Potensi Politisasi SARA di Balik Wacana Poros Makkah vs Beijing
Politikus Gerindra Andre Rosiade bertemu Rizieq Shihab di Makkah, Rabu (21/3/2018) waktu Arab Saudi. FOTO/Istimewa

tirto.id - Sekretariat Bersama Indonesia yang diisi tiga parpol, yaitu PKS, PAN, dan Gerindra, berencana membuat garis pemisah antara koalisi pendukung dan penentang Joko Widodo pada Pilpres 2019. Kali ini istilah yang dipakai adalah poros Makkah dan Beijing.

Pemakaian istilah tersebut disarankan oleh Imam Besar Front Pembala Islam (FPI) Muhammad Rizieq Shihab kepada Sekertaris Jendral Sekber Indonesia Muhammad Idrus saat mengunjunginya di Makkah. Sebelumnya, Rizieq mengimbau agar Gerindra, PKS, dan PAN segera merealisasikan bentuk koalisi yang diberi nama “koalisi umat.”

Direktur Eksekutif Parameter Politik Adi Prayitno menilai upaya pembelahan dua kubu ini tak jauh berbeda dari yang dilakukan Ketua Dewan Kehormatan PAN Amien Rais saat mendikotomikan "Partai Allah" dan "Partai Setan".

Diksi poros Makkah vs Beijing dipilih lawan politik Jokowi karena menilai kebijakan pemerintahan Jokowi dianggap cenderung pro Cina. Menurut Adi, isu ini akan terus dikapitalisasi untuk mengipas-ngipasi sentimen umat Islam atas kasus penodaan agama yang dilakukan Basuki Tjahaja Purnama.

Apalagi, kata Adi, pemerintahan Jokowi dituding dengan stereotip anti "umat Islam" lantaran melakukan—apa yang mereka sebut—“kriminalisasi” yang menjerat Rizieq Shihab dan beberapa orang lain, yang bernaung di bawah Persaudaraan Alumni 212, sebuah koalisi politisi yang terbentuk setelah Pilkada Jakarta 2017.

“Jadi sengaja front ini dibuka oleh Rizieq untuk memisahkan mana pendukung rezim, mana yang bukan; bahwa umat dengan pemerintah saat ini tidak bisa disatukan. Seperti ingin menegaskan mana minyak, mana air,” kata dosen politik UIN Jakarta ini kepada Tirto.

Namun, Adi menekankan pilihan konfrontasi tersebut memiliki konsekuensi mengkhawatirkan, yakni benturan di masyarakat. Sebab, kata Adi, isu yang dikapitalisasi itu akan cenderung ke arah Suku, Agama, Ras dan Antar Golongan (SARA).

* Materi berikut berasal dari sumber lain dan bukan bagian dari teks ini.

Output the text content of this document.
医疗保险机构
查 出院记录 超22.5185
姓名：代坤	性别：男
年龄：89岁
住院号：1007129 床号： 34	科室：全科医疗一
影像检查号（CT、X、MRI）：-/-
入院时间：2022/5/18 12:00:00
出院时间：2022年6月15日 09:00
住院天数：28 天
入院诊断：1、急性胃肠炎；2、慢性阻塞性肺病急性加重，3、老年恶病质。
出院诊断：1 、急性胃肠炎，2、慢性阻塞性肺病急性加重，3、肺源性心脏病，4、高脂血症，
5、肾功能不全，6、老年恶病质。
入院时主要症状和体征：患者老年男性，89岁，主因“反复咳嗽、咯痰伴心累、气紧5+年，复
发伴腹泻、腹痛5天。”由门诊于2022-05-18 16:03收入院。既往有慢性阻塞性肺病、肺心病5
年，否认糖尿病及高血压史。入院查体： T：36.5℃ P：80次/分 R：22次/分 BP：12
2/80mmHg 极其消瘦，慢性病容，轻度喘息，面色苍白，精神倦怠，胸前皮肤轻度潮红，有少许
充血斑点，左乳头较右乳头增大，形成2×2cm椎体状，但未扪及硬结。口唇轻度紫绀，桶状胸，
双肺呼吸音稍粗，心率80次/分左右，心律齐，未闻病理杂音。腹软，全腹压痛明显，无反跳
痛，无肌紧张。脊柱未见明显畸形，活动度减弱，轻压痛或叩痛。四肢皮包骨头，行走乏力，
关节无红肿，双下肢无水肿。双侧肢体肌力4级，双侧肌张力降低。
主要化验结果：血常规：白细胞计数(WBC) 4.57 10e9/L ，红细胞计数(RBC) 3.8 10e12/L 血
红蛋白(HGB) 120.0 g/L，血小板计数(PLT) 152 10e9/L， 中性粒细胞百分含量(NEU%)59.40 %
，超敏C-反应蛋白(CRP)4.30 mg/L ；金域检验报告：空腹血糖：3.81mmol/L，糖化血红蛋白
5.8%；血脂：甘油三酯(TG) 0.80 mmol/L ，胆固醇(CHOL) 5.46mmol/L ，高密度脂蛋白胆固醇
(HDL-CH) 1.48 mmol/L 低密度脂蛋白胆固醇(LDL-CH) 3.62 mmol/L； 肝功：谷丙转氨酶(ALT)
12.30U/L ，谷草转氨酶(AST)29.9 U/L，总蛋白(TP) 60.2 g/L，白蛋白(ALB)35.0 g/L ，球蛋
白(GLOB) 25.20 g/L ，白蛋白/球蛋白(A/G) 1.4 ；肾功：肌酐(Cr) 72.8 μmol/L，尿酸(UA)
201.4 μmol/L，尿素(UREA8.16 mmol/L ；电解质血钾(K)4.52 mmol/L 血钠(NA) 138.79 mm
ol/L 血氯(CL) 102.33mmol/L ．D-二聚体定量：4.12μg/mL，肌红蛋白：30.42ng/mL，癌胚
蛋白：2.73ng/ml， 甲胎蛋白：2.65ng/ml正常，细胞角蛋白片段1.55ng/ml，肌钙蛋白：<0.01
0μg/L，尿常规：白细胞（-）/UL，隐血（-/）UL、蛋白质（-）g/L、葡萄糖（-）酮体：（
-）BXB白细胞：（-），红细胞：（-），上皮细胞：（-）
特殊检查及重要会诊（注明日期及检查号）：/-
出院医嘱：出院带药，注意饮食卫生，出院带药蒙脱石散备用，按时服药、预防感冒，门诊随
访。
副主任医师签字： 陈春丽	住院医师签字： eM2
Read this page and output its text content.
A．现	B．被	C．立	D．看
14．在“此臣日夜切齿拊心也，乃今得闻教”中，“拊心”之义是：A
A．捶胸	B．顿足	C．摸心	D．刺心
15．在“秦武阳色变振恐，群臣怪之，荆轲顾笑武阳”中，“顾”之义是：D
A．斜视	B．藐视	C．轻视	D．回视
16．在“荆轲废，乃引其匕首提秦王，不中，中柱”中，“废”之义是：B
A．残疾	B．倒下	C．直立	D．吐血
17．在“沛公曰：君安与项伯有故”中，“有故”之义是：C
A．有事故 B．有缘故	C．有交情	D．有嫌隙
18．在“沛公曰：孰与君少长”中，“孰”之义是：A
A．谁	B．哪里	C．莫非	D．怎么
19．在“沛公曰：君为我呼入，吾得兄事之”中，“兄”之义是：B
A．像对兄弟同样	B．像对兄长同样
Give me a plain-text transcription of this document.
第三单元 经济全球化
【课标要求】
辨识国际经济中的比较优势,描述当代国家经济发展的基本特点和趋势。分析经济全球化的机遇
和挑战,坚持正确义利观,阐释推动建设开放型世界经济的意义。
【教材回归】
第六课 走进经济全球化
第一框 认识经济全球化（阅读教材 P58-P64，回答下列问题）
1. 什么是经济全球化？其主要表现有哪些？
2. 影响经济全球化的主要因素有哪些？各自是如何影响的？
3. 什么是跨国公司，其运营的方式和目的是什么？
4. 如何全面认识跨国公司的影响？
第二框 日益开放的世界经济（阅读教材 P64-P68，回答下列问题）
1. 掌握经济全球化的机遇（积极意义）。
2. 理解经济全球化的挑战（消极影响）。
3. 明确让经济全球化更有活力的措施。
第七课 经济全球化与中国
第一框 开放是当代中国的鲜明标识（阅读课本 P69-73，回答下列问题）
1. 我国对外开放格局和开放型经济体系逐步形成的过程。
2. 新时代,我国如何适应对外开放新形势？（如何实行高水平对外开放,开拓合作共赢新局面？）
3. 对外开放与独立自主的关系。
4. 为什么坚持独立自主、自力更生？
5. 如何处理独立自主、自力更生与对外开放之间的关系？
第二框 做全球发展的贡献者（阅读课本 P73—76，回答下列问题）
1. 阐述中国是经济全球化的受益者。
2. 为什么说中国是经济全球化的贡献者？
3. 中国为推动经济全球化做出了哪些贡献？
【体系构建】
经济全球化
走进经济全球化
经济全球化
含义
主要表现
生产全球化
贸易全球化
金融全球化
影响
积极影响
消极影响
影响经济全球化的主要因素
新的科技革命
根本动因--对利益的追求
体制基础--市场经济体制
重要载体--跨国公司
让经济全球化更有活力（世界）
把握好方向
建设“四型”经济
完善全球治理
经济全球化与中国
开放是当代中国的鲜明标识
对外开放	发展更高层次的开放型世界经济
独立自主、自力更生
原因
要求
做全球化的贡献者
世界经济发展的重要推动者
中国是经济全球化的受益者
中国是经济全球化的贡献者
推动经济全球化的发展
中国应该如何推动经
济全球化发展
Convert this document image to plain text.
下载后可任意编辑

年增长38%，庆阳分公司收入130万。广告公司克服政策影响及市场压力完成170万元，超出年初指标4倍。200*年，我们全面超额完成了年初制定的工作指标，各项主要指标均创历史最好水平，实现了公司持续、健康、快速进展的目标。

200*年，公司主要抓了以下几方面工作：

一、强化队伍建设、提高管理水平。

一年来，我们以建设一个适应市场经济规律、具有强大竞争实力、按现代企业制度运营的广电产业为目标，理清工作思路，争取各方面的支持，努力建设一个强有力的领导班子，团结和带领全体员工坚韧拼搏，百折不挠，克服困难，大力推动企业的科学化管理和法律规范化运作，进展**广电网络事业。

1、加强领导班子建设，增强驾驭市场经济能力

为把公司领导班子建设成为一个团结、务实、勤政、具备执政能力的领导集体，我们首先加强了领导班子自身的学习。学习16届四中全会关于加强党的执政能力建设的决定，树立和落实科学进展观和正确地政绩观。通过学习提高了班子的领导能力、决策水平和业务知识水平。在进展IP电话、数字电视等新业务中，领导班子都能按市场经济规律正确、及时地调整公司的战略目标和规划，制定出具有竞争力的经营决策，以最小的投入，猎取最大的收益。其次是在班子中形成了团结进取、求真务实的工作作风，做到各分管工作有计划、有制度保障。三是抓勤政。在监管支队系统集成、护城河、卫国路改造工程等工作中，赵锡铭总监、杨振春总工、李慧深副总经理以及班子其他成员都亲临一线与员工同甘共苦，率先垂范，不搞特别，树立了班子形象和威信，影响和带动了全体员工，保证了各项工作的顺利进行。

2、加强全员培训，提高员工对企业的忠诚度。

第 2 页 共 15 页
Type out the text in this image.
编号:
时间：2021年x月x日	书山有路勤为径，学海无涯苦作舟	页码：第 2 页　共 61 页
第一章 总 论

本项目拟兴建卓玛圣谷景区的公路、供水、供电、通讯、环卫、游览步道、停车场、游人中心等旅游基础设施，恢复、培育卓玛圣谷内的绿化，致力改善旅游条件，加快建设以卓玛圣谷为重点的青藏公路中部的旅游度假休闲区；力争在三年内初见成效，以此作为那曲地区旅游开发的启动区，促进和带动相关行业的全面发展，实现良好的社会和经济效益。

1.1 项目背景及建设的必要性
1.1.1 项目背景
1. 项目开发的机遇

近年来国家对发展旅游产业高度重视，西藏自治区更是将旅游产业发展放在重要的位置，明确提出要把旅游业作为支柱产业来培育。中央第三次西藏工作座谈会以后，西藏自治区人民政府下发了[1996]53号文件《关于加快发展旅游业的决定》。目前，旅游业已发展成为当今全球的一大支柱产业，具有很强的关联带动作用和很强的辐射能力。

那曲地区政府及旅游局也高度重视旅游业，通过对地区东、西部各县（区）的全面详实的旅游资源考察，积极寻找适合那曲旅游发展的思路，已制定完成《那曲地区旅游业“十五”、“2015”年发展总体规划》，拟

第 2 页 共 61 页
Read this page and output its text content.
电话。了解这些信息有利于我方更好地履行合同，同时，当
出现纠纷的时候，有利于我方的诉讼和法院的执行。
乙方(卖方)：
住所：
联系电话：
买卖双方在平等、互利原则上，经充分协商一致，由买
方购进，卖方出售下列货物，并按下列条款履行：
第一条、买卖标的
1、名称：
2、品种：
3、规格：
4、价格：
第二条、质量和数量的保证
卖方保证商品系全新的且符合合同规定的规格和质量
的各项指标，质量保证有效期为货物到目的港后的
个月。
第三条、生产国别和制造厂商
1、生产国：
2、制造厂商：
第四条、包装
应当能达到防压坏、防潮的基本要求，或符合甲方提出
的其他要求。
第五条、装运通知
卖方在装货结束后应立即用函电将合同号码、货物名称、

“Karena masyarakat benar-benar dibelah. Tidak ada proses ketiga yang meredam seperti di Pilkada [DKI] putaran pertama. Itu salah satu tantangannya, ditengah pluralitas saat ini,” kata Adi.

Menurut Adi, strategi kubu-kubuan dapat berhasil bila mayoritas masyarakat merasa tak puas atas kinerja pemerintahan Jokowi-JK. Sebaliknya, kata Adi, "strategi ini akan blunder jika banyak umat Islam yang ternyata puas dengan pemerintahan Jokowi."

Kekhawatiran soal potensi konflik atas munculnya istilah dua poros tersebut juga disampaikan oleh Sekjen DPP PPP, Arsul Sani. Ia menilai dikotomi “Koalisi Makkah” versus “Koalisi Beijing” akan memberikan ruang terciptanya segregasi dan melanggengkan polarisasi masyarakat.

Padahal, menurut Sani, dalam konteks menjaga keutuhan empat konsensus bernegara, taktik politik pecah-belah seperti itu tidaklah sehat. “Ini menunjukkan elite politik saat ini mengalami penurunan kualitas konsensus bernegara dibanding era awal tahun 2000-an,” kata anggota Komisi III DPR RI tersebut.

Menurut Sani, pada awal reformasi, polarisasi dalam kontestasi politik masih dalam kategori wajar. “Karena itu, misalnya, istilah yang dipergunakan adalah koalisi kerakyatan dan koalisi kebangsaan. Mereka tidak memilih istilah atau nama yang bersifat insinuatif dan berpotensi menimbulkan perpecahan."

Sementara politikus Partai Gerindra, Andre Rosiade berpendapat sebaliknya. Ia mengatakan, kekhawatiran soal usulan poros Beijing dan Makkah tak perlu dibesar-besarkan. Sebab, katanya, hal itu usulan dari Rizieq Shihab agar koalisi yang sudah terbangun tetap solid.

Lagi pula, kata Andre, alat yang akan dipakai dalam kampanye Pilpres 2019 bukan sentimen SARA, melainkan visi-misi yang sejalan dengan kritik partainya terhadap pemerintahan Jokowi.

"Program-program, visi-misi, yang akan kami kampanyekan itu terukur dan merupakan semangat yang dibawa partai-partai dalam Koalisi,” kata Andre berdalih.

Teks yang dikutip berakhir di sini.